Needless to say, I enjoyed the free wheeling exploits of the bald guy from Guerilla. The best part of the game was when I wasn’t in a goddamn brown tunnel. I was free to run or drive along the contours of Mars’ surface and jump a giant truck right through some poor, oppressed, working man’s home. It was gratifying to watch the man’s house fall apart piece by piece, then, if I hadn’t accidentally crushed him under my tires or under a mountain of his own home’s debris, get a side-mission from him.

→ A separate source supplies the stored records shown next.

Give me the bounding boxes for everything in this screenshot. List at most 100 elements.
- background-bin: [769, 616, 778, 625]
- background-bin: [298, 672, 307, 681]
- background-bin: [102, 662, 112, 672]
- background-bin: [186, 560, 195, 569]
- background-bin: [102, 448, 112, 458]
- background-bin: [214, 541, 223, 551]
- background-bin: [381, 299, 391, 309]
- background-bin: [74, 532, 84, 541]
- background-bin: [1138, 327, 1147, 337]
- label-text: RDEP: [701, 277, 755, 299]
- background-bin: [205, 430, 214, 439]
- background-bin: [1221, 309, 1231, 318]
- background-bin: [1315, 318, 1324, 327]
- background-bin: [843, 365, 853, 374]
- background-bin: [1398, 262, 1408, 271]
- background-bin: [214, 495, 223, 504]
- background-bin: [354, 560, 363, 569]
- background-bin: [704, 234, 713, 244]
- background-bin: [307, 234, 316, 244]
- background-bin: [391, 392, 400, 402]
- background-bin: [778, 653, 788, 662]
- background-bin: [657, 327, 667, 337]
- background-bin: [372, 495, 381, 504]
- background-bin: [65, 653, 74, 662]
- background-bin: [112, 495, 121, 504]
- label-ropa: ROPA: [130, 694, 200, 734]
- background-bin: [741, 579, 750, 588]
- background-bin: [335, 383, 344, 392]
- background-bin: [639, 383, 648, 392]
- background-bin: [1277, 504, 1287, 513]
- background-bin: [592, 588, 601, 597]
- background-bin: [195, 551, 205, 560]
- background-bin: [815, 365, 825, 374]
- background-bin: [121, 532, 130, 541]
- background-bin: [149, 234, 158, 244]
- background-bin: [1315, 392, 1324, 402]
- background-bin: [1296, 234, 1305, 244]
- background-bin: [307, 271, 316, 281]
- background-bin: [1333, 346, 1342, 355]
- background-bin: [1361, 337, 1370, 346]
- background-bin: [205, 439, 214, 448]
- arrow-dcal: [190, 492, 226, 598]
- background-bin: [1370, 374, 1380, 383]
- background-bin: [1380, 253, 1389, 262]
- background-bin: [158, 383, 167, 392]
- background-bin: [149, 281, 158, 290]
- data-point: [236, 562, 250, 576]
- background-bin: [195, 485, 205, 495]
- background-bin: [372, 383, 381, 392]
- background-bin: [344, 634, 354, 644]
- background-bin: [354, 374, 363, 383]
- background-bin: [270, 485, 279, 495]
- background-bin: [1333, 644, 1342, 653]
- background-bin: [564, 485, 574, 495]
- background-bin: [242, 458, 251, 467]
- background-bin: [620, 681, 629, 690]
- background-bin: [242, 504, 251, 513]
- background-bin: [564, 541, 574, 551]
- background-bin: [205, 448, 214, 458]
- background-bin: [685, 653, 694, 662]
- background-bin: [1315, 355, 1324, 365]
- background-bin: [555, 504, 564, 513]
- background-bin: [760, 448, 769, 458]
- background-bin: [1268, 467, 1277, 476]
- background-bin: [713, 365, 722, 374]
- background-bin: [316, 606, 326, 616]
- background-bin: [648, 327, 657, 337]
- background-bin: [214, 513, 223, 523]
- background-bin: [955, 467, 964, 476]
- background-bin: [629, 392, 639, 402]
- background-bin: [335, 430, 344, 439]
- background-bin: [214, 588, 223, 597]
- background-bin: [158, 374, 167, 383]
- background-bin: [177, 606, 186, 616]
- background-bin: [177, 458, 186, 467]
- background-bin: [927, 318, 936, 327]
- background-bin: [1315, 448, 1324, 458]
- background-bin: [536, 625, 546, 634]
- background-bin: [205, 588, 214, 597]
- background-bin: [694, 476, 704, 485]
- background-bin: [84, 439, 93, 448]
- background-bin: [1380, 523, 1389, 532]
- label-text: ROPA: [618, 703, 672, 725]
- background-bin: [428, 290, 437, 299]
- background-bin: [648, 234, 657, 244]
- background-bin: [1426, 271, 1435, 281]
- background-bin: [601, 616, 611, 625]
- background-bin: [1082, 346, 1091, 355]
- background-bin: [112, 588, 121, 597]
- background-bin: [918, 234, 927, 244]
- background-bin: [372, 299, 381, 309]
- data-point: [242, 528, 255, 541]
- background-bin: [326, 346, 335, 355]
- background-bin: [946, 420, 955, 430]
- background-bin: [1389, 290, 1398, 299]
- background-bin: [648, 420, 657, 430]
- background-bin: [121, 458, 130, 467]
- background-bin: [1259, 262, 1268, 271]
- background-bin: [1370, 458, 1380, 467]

I guess the fine folks at Volition who brought me that unique experience want to try something more inline with industry standards and concentrate on the over-explored shooting part of being a bald man in space. I say more power to them. If they want to spend millions of dollars to compete in the crowded market for third-person, men-in-space shooters, they have every right to do that, just like I have the right to not care and completely ignore this game, which I will be doing starting… now!
Green Lantern: Rise of the Manhunters (6/7/11)
Years of hard living, reading TMZ, and just existing have slowly bled out all empathy from me. If I was still capable of feeling, I’d feel kind of bad for the poor developers who drew the short straw to work on this game. It’s not an enviable position, because the appeal of being Green Lantern is that he can conjure up anything he can imagine. In this game be prepared to conjure up whatever the designers of this game could imagine. Game footage suggests it’ll contain a dizzying array of things to shoot, bludgeon, and stab enemies with, just like every videogame. If you end up playing Rise of the Manhunters and are shocked to find it’s terrible, just use your Green Lanternesque level of imagination to imagine yourself riding a jet ski on a sunny day or hitting Ryan Reynolds in the face with a jet ski on a sunny day.